Still, for all the encouraging mood music, it was hard to judge whether Mr. Johnson and Mr. Varadkar had actually closed any gaps between them or were merely putting a diplomatic gloss on a negotiating effort that could fail before the Oct. 31 deadline for Britain’s departure from Europe.

They did not cite concrete progress on vexing issues, like customs checkpoints, which Ireland opposes, or the need for Northern Ireland’s assembly to approve the arrangement, which Britain is demanding. But neither did they repeat their past disagreements on these issues.

Speaking to reporters, Mr. Varadkar said he believed Britain and Europe could strike a deal before Oct. 31. But he acknowledged potential sticking points, saying, “there’s many a slip between cup and lip.” The normally voluble Mr. Johnson left without speaking to the press.

Mr. Varadkar said he hoped the meeting would give fresh momentum to parallel talks between Britain and the European Union, which had largely ground to a halt.

Diplomats said a meeting on Friday between the Brexit secretary, Stephen Barclay, and the European Union’s chief negotiator, Michel Barnier, would be crucial in determining whether talks intensify before a decisive summit of European leaders on Oct. 17.

Mr. Varadkar and Mr. Johnson met for two and a half hours and took a private walk around the grounds of the hotel, a manor normally used for upscale weddings. The atmospherics suggested that neither side was ready to give up, even though British officials have already pointed fingers at what they say are intransigent Europeans and the obdurate Irish.

Mr. Varadkar has been blunt about his objections to Mr. Johnson’s proposal, notably its requirement that Northern Ireland’s assembly — which has been suspended since its governing coalition collapsed in January 2017 in a sectarian dispute — be given a veto over the plan once every four years.

Before the meeting, Mr. Varadkar said, “Part of the difficulty at the moment, though, is the position of the U.K. government that Northern Ireland must leave the E.U. customs union and be part of the U.K. customs union, no matter what the people of Northern Ireland think. That’s their position at the moment, and that’s the one that’s of grave difficulty to us.”

British officials have floated various remedies to this problem, like having the major political parties in Northern Ireland — which represent both British unionists and Irish nationalists — sign on to an agreement, in lieu of the assembly. Another option is to impose a time limit on the deal, but set that date well in the future, giving Ireland hope that the north might never be divided from the south.

Finding a compromise on the issue of “consent” was expected to occupy most of Thursday’s meeting, though Mr. Johnson and Mr. Varadkar also said they had discussed the customs union. Of the two issues, consent is easier to resolve: Some of the details could be left until later, if the two sides reach agreement on basic principles.

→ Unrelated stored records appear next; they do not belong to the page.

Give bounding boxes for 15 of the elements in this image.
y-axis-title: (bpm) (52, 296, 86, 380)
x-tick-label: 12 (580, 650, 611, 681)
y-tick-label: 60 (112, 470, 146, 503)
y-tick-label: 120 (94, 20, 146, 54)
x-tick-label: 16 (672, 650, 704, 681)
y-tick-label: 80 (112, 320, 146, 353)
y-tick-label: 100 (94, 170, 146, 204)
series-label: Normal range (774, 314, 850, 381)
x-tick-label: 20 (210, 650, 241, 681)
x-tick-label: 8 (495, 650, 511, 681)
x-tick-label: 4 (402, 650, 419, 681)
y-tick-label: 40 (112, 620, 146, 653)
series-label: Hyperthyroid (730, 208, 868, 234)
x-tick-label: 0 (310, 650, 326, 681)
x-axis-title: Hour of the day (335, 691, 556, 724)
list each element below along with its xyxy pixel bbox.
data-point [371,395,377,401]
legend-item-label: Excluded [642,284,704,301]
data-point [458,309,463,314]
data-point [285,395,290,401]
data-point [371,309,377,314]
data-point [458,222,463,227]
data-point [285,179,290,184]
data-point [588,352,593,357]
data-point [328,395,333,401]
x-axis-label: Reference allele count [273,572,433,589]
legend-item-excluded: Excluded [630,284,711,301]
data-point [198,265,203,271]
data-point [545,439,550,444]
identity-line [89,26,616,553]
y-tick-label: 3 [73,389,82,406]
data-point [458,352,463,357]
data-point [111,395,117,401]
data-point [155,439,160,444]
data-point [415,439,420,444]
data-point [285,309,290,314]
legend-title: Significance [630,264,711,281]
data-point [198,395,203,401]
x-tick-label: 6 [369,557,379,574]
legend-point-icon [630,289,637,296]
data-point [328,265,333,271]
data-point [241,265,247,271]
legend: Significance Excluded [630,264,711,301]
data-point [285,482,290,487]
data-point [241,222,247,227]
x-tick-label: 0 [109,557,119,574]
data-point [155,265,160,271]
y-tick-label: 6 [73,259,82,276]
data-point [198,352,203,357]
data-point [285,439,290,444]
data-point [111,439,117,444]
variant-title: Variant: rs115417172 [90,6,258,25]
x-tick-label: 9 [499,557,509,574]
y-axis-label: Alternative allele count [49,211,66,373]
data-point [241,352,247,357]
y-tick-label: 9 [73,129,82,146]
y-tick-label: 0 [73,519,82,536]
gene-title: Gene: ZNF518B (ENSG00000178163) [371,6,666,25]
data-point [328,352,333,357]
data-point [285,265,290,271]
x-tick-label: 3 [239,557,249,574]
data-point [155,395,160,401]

The customs union is far harder: Britain argues it is necessary as a point of principle and to get a deal through Parliament. But it would require installing customs checks, although Britain insists such checks could be done away from the border between north and south.

Those are an obstacle for Ireland for practical reasons — they would interrupt the now seamless trade across the border — as well as a symbolic one — a hard border could threaten the peace that has prevailed since the 1998 Good Friday Agreement resolved years of sectarian strife in Northern Ireland.

The European Union and individual European leaders have steadfastly backed Ireland, generally echoing Mr. Varadkar’s objections. On Wednesday, Mr. Barnier told the European Parliament: “We’re not really in a position where we’re able to find an agreement.”

Mr. Johnson has threatened to leave the bloc without a deal if he cannot strike an agreement before Oct. 31. But that outcome seems less likely because of a Parliamentary law requiring the prime minister to ask the European Union for an extension by Oct. 19, if he does not achieve a deal.

As the days tick down, the British government has seemingly adopted a two-track strategy: Downing Street officials, usually anonymously, blame either the Irish or the European Union for torpedoing a deal, while the government quietly continues to look for ways to break the impasse.

Mr. Johnson’s meeting with Mr. Varadkar, held away from television cameras and the politically charged terrain of London or Dublin, was part of that second track. But British officials have also leaked a series of threats and warnings about what could happen if there is no deal by month’s end.